Xenophobia, Climate, Child Labour Worried Authors in 2015

Amit Chaudhuri, Tabish Khair, Ashwin Sanghi and Roswitha Joshi share their views on the three issues that were of concern to them as authors during 2015.
(Top) Ashwin Sanghi, Amit Chaudhuri (Bottom Left) and (Bottom Right) Roswitha Joshi.
(Top) Ashwin Sanghi, Amit Chaudhuri (Bottom Left) and (Bottom Right) Roswitha Joshi.

NEW DELHI: Writers may have returned their awards protesting "growing intolerance" in the country but some leading authors also were concerned by religious extremism globally, visionless development of cities, general decline in intellectual content of ordinary life besides climate change and child labour.

Amit Chaudhuri, Tabish Khair, Ashwin Sanghi and Roswitha Joshi share their views on the three issues that were of concern to them as authors during 2015.

According to Chaudhuri, one of the issues was the "lack, even as of today, of robust and active citizens' organisations that have a thorough knowledge of, and clarity on, the legal and constitutional frameworks for the freedom of expression, which could begin countering the suppression of dissent and of our civil liberties on the basis of this knowledge".

Considered his generation's best chronicler of acutely observed life, Chaudhuri, who has authored six novels, the latest being "Odysseus Abroad" released last year, was also worried about visionless development of cities.

"The decimation of what's most architecturally important about our modern cities, and the pursuit of 'development' without a vision. The outcome and untenability of this pursuit, in Mumbai and more recently in Chennai, are now very apparent," the Kolkata-born author told PTI.

He was also concerned about a "system of education which ultimately privileges a passage abroad, putting our children, roughly from the age six to 17, in transit, so putting the onus of crucial change and reform not on ourselves - since we're not going to be here if we're successful - but solely on government".

One of the issues that were of primary concern in 2015 to Khair was xenophobia.

The Denmark-based and Bihar-born author explores this subject in his new book "The New Xenophobia" and to which he also relates war, the treatment of refugees, religious extremism, and many aspects of neoliberalism).

In "The New Xenophobia", Khair studies this fear of strangers in a historical, philosophical, and socio-economic context and examines the unexplored relationship of xenophobia with power and capitalism and shows how changes in capitalism have altered the image of the stranger.
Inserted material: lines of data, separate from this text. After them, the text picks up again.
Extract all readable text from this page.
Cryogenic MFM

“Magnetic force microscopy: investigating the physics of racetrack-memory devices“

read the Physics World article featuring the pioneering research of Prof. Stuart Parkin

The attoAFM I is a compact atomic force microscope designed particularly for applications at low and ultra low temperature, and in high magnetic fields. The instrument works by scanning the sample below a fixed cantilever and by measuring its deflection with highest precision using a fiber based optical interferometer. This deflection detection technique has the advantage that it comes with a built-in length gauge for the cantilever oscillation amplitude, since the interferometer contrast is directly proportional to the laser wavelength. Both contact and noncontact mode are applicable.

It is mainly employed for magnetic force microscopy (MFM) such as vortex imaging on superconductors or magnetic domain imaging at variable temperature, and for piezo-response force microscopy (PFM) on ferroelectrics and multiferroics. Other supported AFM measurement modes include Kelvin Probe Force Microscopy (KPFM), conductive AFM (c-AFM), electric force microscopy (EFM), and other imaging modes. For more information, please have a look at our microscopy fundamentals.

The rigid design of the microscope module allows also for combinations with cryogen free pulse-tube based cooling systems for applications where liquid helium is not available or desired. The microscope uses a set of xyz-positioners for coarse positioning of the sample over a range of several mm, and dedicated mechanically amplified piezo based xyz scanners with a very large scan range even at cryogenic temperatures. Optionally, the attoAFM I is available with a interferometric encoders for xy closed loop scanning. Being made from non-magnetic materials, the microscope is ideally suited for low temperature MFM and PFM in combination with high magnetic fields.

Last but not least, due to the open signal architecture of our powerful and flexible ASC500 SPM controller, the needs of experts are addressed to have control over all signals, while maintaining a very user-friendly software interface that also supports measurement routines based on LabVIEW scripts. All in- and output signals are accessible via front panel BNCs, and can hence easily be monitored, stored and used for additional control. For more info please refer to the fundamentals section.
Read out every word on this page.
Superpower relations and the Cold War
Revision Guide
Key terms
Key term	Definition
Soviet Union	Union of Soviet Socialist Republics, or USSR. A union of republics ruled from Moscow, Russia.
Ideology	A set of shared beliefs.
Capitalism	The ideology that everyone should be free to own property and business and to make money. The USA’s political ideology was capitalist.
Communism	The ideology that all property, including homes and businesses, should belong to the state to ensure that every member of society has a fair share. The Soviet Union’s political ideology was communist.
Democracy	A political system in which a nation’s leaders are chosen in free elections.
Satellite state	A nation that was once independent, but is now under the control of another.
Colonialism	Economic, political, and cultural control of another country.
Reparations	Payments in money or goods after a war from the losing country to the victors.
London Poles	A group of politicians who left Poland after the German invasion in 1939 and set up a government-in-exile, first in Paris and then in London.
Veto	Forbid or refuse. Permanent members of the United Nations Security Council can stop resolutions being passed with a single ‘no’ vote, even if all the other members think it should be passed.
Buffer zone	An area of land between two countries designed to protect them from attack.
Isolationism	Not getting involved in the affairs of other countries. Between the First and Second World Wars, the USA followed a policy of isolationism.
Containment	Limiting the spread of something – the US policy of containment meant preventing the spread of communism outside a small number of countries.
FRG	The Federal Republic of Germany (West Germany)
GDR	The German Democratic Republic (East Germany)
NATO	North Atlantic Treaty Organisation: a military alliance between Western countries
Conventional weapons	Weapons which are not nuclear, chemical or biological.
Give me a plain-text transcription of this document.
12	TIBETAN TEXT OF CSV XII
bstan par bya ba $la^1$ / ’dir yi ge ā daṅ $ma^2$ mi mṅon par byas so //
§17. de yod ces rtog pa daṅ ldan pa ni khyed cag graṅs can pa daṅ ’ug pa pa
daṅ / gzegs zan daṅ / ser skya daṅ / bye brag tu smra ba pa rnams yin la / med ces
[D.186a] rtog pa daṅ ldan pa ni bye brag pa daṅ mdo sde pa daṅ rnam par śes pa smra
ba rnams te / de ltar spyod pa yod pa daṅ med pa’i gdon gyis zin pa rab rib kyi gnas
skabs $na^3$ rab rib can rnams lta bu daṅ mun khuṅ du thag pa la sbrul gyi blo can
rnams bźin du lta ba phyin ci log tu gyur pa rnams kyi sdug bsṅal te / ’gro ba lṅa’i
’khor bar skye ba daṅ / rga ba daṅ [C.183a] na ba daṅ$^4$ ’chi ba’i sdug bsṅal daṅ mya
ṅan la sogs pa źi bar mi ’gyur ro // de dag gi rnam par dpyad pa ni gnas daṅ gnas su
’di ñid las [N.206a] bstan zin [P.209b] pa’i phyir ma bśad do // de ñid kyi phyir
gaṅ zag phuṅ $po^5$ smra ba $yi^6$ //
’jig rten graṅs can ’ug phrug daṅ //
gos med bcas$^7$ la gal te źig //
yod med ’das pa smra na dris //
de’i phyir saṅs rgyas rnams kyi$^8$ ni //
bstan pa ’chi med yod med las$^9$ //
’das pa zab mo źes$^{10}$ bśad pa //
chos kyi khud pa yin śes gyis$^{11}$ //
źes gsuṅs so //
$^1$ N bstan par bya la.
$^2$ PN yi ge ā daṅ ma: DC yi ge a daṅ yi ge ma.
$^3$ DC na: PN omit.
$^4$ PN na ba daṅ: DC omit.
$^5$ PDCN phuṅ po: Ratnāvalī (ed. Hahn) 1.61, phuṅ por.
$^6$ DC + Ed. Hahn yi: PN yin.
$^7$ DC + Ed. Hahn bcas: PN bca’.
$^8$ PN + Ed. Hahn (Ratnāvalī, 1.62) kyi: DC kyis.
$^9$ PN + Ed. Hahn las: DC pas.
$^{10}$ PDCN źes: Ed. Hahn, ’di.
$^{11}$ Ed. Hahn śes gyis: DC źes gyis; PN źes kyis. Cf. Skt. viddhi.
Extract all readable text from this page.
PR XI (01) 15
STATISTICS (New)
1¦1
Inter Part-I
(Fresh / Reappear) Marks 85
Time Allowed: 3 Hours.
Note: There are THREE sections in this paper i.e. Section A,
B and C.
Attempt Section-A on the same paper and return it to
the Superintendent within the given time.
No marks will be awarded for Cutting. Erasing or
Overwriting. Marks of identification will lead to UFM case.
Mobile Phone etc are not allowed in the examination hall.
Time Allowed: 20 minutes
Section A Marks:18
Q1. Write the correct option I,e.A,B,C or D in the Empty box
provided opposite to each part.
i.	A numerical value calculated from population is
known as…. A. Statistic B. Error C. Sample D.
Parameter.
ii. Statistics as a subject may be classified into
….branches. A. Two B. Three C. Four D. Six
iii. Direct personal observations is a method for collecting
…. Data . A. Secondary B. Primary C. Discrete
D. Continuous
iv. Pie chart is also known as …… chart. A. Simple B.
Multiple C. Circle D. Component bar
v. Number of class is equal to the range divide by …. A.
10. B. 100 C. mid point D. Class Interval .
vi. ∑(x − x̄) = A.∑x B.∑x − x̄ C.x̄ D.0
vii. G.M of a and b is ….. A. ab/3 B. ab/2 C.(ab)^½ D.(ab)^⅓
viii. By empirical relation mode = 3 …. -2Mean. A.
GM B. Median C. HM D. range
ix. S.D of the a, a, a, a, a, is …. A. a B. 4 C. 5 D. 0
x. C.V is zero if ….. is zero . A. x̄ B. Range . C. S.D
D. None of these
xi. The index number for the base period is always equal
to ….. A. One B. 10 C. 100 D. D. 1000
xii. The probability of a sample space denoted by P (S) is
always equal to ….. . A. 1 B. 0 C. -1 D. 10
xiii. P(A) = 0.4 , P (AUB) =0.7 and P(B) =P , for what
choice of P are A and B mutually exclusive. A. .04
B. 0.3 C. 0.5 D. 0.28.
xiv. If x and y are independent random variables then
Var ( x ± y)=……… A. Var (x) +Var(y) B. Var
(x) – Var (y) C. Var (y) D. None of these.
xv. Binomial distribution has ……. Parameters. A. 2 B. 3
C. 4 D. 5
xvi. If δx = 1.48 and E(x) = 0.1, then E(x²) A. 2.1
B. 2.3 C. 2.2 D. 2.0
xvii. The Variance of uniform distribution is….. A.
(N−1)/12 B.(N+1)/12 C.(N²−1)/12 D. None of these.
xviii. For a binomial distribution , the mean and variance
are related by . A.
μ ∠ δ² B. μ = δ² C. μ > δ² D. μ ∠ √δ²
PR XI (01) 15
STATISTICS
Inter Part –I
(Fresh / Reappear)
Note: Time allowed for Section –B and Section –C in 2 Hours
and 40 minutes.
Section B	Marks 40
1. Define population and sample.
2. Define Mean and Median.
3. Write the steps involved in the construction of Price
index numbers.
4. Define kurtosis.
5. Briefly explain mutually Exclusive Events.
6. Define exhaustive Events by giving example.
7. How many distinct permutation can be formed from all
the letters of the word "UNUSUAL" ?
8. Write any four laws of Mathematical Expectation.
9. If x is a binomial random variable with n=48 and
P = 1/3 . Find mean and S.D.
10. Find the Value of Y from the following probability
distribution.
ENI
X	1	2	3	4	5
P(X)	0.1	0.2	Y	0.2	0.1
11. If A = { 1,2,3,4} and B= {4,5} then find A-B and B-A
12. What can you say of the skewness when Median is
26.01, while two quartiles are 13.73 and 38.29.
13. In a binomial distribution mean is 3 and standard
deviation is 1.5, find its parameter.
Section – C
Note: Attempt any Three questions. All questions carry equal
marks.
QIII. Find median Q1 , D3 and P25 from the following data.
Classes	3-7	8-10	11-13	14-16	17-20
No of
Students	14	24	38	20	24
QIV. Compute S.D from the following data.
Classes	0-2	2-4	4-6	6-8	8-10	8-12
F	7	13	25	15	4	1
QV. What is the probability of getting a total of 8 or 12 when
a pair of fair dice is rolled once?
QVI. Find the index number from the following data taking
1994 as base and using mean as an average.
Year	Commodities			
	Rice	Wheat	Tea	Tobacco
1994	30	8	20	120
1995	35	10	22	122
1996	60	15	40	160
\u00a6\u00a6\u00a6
During the year he was also worried about the "growing economic disparity in the world, and a general decline in the intellectual content of ordinary life, which is reflected in such different matters as an increasingly inane media culture, attacks on intellectuals, religious fundamentalism, lack of environmental awareness, shallow literary circles and the 'market' trimming of universities, especially in the humanities".

For Sanghi, author of best-selling novels "The Rozabal Line", "Chanakya's Chant" and "The Krishna Key", the three big issues in his mind were religious extremism globally, climate change impact and food and water resources.

The three issues that moved most in Joshi's head as a writer and from head to page were child labour, the role of the electronic media and what constitutes rape. The German writer, who is based in Delhi, is the author of books like "Life is Peculiar", "On the Rocks and Other Stories", "Once More!", "Fool's Paradise" and "Indian Dreams".